Field guidance recently issued by the agency directs officers to fingerprint children on a case-by-case basis in Texas’ Rio Grande Valley region, according to an agency official. Officials also said change in policy to collect young children’s biometric is in place in the Yuma region.
“Right now, we are still faced with overwhelming numbers. Every tool that we can get is going to be helpful for us,” the unnamed senior official said of biometric fingerprinting, adding that it will help reduce fraud.

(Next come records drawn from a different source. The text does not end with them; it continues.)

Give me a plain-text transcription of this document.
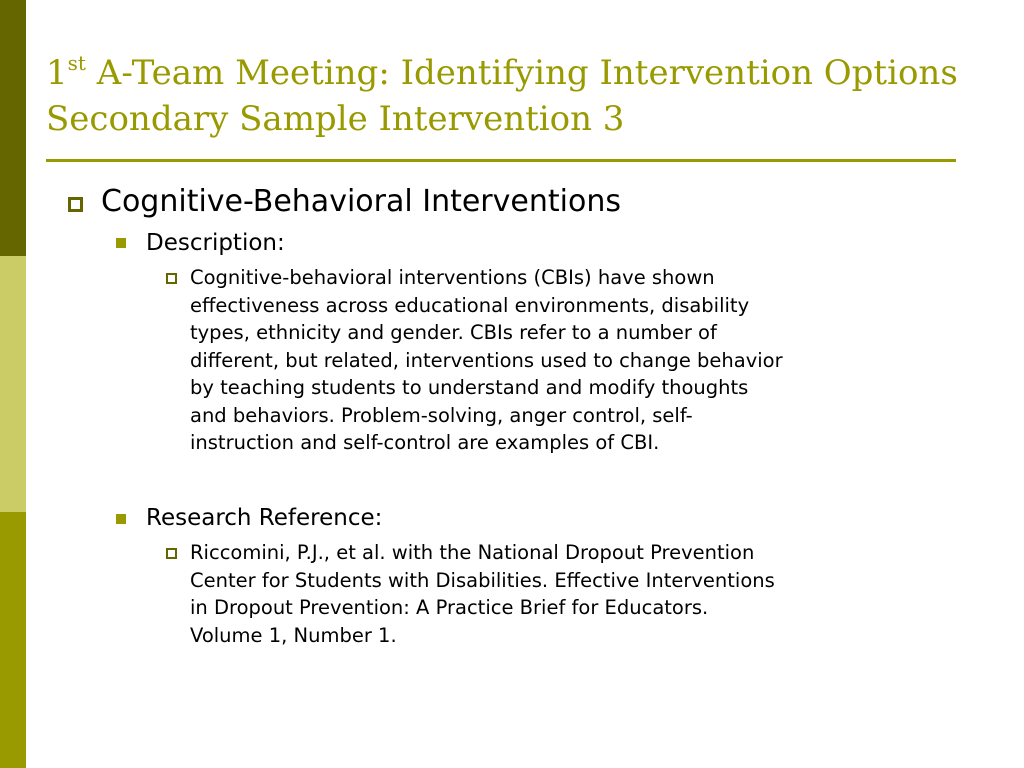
1st A-Team Meeting: Identifying Intervention Options
Secondary Sample Intervention 3
Cognitive-Behavioral Interventions
Description:
Cognitive-behavioral interventions (CBIs) have shown
effectiveness across educational environments, disability
types, ethnicity and gender. CBIs refer to a number of
different, but related, interventions used to change behavior
by teaching students to understand and modify thoughts
and behaviors. Problem-solving, anger control, self-
instruction and self-control are examples of CBI.
Research Reference:
Riccomini, P.J., et al. with the National Dropout Prevention
Center for Students with Disabilities. Effective Interventions
in Dropout Prevention: A Practice Brief for Educators.
Volume 1, Number 1.
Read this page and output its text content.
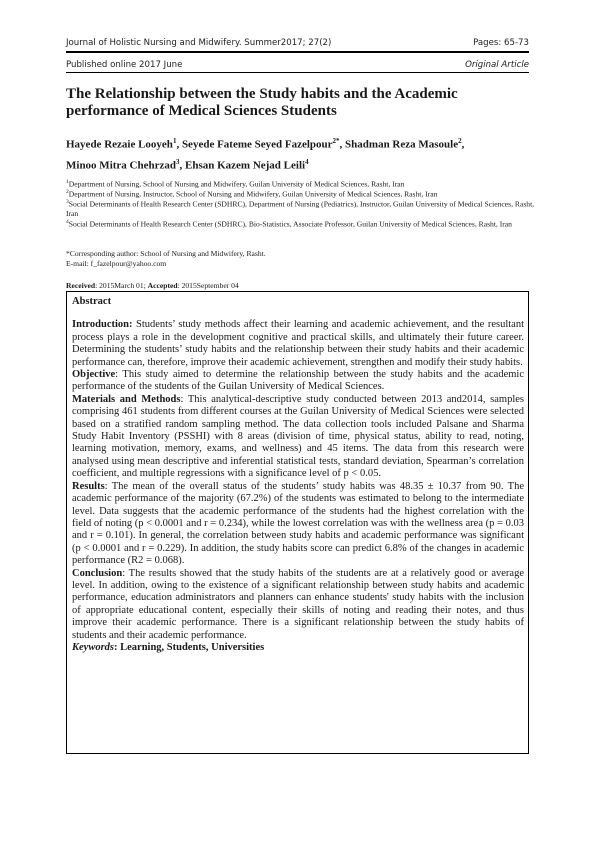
Journal of Holistic Nursing and Midwifery. Summer2017; 27(2)	Pages: 65-73
Published online 2017 June	Original Article
The Relationship between the Study habits and the Academic performance of Medical Sciences Students
Hayede Rezaie Looyeh$^1$, Seyede Fateme Seyed Fazelpour$^{2*}$, Shadman Reza Masoule$^2$,
Minoo Mitra Chehrzad$^3$, Ehsan Kazem Nejad Leili$^4$
$^1$Department of Nursing, School of Nursing and Midwifery, Guilan University of Medical Sciences, Rasht, Iran
$^2$Department of Nursing, Instructor, School of Nursing and Midwifery, Guilan University of Medical Sciences, Rasht, Iran
$^3$Social Determinants of Health Research Center (SDHRC), Department of Nursing (Pediatrics), Instructor, Guilan University of Medical Sciences, Rasht, Iran
$^4$Social Determinants of Health Research Center (SDHRC), Bio-Statistics, Associate Professor, Guilan University of Medical Sciences, Rasht, Iran
*Corresponding author: School of Nursing and Midwifery, Rasht.
E-mail: f_fazelpour@yahoo.com
Received: 2015March 01; Accepted: 2015September 04

Abstract

Introduction: Students’ study methods affect their learning and academic achievement, and the resultant process plays a role in the development cognitive and practical skills, and ultimately their future career. Determining the students’ study habits and the relationship between their study habits and their academic performance can, therefore, improve their academic achievement, strengthen and modify their study habits.

Objective: This study aimed to determine the relationship between the study habits and the academic performance of the students of the Guilan University of Medical Sciences.

Materials and Methods: This analytical-descriptive study conducted between 2013 and2014, samples comprising 461 students from different courses at the Guilan University of Medical Sciences were selected based on a stratified random sampling method. The data collection tools included Palsane and Sharma Study Habit Inventory (PSSHI) with 8 areas (division of time, physical status, ability to read, noting, learning motivation, memory, exams, and wellness) and 45 items. The data from this research were analysed using mean descriptive and inferential statistical tests, standard deviation, Spearman’s correlation coefficient, and multiple regressions with a significance level of p < 0.05.

Results: The mean of the overall status of the students’ study habits was 48.35 ± 10.37 from 90. The academic performance of the majority (67.2%) of the students was estimated to belong to the intermediate level. Data suggests that the academic performance of the students had the highest correlation with the field of noting (p < 0.0001 and r = 0.234), while the lowest correlation was with the wellness area (p = 0.03 and r = 0.101). In general, the correlation between study habits and academic performance was significant (p < 0.0001 and r = 0.229). In addition, the study habits score can predict 6.8% of the changes in academic performance (R2 = 0.068).

Conclusion: The results showed that the study habits of the students are at a relatively good or average level. In addition, owing to the existence of a significant relationship between study habits and academic performance, education administrators and planners can enhance students' study habits with the inclusion of appropriate educational content, especially their skills of noting and reading their notes, and thus improve their academic performance. There is a significant relationship between the study habits of students and their academic performance.

Keywords: Learning, Students, Universities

Customs and Border Protection (CBP) data shows more migrants were apprehended at the southern U.S. border in March than any month over the previous 10 years. Previously, photos would sometimes be taken of young children, but a former Department of Homeland Services official told CNN that biometrics were not taken from children under 14 because they do not “solidify” before that, and the matching algorithms used did not perform consistently.
An agent in the Yuma Sector public affairs office told CNN that 600 fraudulent families had been discovered in the area since the start of the fiscal year, a number which includes trafficked children or children travelling with non-immediate family members.
TrustStamp biometric technology was deployed at the southern U.S. border last year for a trial effort to fight human trafficking.
The EU recently approved the collection of biometrics from children as young as six years for visa applications, though collecting biometric data from children remains controversial.